Батов не сразу заметил, что сюда, на опушку леса, подтянулась вся застава. Скоро здесь появился командир полка с группой офицеров. Слух о предполагаемой сдаче гарнизона распространился моментально по всему полку, и каждому хотелось узнать подробности.
Уралов внимательно смотрит в бинокль, офицеры перекидываются репликами...
— По-моему, можно подавать, так сказэть, команду к движению? — не то спросил, не то предложил майор Крюков, пытаясь заглянуть в глаза командира, прикрытые биноклем.

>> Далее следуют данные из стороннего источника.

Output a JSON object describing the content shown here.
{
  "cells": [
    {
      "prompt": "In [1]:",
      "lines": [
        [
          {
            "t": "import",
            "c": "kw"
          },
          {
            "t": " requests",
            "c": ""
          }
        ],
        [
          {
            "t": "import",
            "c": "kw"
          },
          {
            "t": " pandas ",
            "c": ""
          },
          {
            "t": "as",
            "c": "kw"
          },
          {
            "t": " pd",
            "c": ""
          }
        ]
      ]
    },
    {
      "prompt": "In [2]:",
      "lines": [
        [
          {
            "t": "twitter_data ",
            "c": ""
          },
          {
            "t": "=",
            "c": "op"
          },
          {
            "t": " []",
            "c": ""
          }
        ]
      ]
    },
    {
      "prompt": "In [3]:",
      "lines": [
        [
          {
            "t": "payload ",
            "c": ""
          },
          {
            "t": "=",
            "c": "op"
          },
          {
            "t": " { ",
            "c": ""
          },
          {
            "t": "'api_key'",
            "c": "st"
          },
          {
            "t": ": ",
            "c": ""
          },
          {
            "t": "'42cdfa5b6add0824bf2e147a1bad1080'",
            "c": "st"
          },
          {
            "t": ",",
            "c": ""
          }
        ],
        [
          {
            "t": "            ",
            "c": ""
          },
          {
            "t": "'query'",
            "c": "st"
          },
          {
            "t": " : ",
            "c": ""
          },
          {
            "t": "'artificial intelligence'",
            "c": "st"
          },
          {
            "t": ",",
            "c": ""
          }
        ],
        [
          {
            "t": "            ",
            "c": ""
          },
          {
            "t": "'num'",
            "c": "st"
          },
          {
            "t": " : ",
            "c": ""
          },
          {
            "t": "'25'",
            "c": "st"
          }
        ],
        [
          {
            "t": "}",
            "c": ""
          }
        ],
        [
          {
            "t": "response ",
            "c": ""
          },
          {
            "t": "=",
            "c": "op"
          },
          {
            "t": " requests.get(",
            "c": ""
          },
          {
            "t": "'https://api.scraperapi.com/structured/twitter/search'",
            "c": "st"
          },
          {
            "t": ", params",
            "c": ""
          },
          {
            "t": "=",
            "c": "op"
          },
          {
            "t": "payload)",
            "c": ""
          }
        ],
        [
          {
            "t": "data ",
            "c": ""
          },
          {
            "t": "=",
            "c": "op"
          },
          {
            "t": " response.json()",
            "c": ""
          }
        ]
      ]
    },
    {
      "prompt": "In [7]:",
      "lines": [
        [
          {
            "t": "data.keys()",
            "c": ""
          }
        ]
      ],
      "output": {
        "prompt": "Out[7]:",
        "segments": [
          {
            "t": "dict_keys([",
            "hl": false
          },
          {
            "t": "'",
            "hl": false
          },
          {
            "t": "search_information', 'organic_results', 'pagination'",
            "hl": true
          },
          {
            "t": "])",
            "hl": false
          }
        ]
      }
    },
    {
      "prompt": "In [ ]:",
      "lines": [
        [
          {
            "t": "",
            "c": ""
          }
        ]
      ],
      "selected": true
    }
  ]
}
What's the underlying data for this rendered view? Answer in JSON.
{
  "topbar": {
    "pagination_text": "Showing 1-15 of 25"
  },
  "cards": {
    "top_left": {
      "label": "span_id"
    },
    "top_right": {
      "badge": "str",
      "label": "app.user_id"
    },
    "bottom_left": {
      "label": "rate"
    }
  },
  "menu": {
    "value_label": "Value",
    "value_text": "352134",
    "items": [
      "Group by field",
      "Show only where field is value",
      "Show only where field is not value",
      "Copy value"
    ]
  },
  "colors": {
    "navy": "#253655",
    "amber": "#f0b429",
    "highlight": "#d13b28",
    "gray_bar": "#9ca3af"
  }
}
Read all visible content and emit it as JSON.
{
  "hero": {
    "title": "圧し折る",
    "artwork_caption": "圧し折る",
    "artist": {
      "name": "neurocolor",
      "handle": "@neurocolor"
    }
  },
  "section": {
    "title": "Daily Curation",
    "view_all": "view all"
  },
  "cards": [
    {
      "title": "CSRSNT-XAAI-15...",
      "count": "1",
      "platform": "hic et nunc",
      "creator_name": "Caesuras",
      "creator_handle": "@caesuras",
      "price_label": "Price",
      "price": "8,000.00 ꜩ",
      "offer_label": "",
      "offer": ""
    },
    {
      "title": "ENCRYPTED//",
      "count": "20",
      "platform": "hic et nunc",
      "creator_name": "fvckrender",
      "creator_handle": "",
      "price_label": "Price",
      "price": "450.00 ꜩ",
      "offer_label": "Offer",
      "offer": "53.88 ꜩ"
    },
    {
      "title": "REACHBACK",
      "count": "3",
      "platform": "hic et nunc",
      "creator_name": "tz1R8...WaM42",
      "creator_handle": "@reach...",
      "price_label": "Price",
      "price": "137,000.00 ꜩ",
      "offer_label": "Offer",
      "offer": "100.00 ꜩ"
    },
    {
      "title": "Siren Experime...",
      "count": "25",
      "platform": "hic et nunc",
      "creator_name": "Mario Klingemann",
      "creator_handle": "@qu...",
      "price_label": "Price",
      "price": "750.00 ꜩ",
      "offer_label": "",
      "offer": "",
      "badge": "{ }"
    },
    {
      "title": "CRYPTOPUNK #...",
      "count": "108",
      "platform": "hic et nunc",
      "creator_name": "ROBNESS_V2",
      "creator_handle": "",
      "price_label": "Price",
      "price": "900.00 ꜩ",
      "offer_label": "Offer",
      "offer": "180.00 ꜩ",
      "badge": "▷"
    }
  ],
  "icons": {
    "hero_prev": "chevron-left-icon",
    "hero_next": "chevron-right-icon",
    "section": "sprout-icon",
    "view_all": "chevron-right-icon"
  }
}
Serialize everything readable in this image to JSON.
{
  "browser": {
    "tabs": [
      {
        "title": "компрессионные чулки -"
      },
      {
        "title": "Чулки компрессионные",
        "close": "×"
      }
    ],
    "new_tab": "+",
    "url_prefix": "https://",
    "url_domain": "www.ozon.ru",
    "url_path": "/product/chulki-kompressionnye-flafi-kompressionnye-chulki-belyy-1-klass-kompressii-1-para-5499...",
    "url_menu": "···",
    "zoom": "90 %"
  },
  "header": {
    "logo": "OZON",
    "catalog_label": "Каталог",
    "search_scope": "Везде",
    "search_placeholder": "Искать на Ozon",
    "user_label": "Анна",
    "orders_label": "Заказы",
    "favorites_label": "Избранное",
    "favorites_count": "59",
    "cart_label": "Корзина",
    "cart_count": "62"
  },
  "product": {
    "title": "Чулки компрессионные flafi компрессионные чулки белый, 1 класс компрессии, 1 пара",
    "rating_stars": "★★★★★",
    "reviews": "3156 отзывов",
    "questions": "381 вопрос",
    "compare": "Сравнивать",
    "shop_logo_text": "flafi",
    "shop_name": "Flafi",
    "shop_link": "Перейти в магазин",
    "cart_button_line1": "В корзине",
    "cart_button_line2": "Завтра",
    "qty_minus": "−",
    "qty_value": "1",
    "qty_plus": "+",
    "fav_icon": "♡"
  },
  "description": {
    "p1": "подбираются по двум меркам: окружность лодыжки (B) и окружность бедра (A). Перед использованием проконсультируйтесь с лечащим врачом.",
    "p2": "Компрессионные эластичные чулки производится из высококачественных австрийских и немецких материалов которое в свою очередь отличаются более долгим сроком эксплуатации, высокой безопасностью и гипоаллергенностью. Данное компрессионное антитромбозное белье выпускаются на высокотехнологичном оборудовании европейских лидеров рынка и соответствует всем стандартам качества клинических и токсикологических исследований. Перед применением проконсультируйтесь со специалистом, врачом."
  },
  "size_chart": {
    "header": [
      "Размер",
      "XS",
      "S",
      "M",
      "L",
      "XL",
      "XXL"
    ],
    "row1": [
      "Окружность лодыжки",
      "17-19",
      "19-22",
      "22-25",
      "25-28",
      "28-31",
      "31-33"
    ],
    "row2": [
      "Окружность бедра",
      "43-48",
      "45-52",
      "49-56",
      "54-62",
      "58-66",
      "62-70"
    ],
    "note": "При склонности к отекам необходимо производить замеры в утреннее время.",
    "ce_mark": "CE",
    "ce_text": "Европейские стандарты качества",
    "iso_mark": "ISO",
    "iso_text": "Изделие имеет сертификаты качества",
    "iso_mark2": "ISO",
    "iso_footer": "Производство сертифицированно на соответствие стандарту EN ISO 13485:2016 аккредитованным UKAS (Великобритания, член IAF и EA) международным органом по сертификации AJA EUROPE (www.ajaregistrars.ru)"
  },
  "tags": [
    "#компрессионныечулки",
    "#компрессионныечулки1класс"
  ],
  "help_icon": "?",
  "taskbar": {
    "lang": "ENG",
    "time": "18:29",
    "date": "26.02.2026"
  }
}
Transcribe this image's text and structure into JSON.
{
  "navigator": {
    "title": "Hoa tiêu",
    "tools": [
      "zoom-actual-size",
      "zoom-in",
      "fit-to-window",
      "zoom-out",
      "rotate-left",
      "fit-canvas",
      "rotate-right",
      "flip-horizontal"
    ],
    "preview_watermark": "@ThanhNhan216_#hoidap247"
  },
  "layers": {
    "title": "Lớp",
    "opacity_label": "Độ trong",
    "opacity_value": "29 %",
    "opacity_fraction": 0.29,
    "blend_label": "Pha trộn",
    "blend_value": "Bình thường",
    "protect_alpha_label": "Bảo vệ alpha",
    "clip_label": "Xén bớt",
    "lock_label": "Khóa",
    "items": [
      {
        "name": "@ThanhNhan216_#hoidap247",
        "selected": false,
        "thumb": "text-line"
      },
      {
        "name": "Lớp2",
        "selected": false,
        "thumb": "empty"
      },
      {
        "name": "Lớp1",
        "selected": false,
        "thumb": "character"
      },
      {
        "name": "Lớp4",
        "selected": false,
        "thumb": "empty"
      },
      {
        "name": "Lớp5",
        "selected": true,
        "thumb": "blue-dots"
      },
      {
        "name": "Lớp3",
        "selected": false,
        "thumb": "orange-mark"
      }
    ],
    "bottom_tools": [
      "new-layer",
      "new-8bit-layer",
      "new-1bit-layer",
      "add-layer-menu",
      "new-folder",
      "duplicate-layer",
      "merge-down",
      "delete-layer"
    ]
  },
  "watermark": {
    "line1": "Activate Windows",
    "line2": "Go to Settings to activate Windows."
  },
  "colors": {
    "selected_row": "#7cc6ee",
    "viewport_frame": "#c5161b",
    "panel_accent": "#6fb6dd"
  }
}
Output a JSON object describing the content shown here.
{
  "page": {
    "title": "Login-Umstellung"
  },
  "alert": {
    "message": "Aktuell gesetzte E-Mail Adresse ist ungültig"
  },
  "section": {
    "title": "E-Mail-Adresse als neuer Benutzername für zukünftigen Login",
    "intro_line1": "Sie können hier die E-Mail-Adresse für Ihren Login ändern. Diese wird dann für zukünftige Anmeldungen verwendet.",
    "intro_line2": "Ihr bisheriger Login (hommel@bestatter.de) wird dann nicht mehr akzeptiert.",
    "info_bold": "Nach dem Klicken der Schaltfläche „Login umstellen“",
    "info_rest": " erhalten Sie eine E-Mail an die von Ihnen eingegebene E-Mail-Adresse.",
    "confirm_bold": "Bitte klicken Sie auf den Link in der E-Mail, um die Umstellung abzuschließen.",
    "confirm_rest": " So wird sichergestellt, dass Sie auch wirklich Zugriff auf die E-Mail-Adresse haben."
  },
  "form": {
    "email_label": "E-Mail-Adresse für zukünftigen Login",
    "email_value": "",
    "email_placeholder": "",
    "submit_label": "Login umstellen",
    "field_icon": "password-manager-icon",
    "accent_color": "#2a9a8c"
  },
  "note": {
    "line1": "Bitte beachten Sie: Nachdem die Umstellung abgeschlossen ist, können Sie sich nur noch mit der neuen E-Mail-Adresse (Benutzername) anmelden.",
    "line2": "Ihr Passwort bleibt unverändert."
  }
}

— Не верится, чтобы они так поумнели, — проговорил Уралов, не обращая внимания на Крюкова. — Батов! Поедете к ним парламентером. Возьмите Гециса переводчиком и кого-нибудь из своих для связи.
Батов хотел взять с собой Чадова или Оспина, но Поддубный запротестовал:
— Да ты что? Самого не будет и младшего командира забираешь! Так же не можно, чтоб взвод совсем без командиров остался.
Пришлось взять Крысанова.
Подъехал Гецис на рыжем низкорослом коньке, ведя еще двух оседланных. Вид у него — никак не боевой и вовсе не бравый. Пилотка, чтоб не слетела при езде, натянута почти до ушей. Гимнастерка спереди сбилась складками, брюки из широких голенищ подались кверху. А щеки, как ни часто брил их Гецис, все время покрыты густой черной щетиной.
— Гецис, Гецис, — раздраженно процедил Крюков. — Ну приведи же себя в порядок! Ведь тебя немцы испугаются.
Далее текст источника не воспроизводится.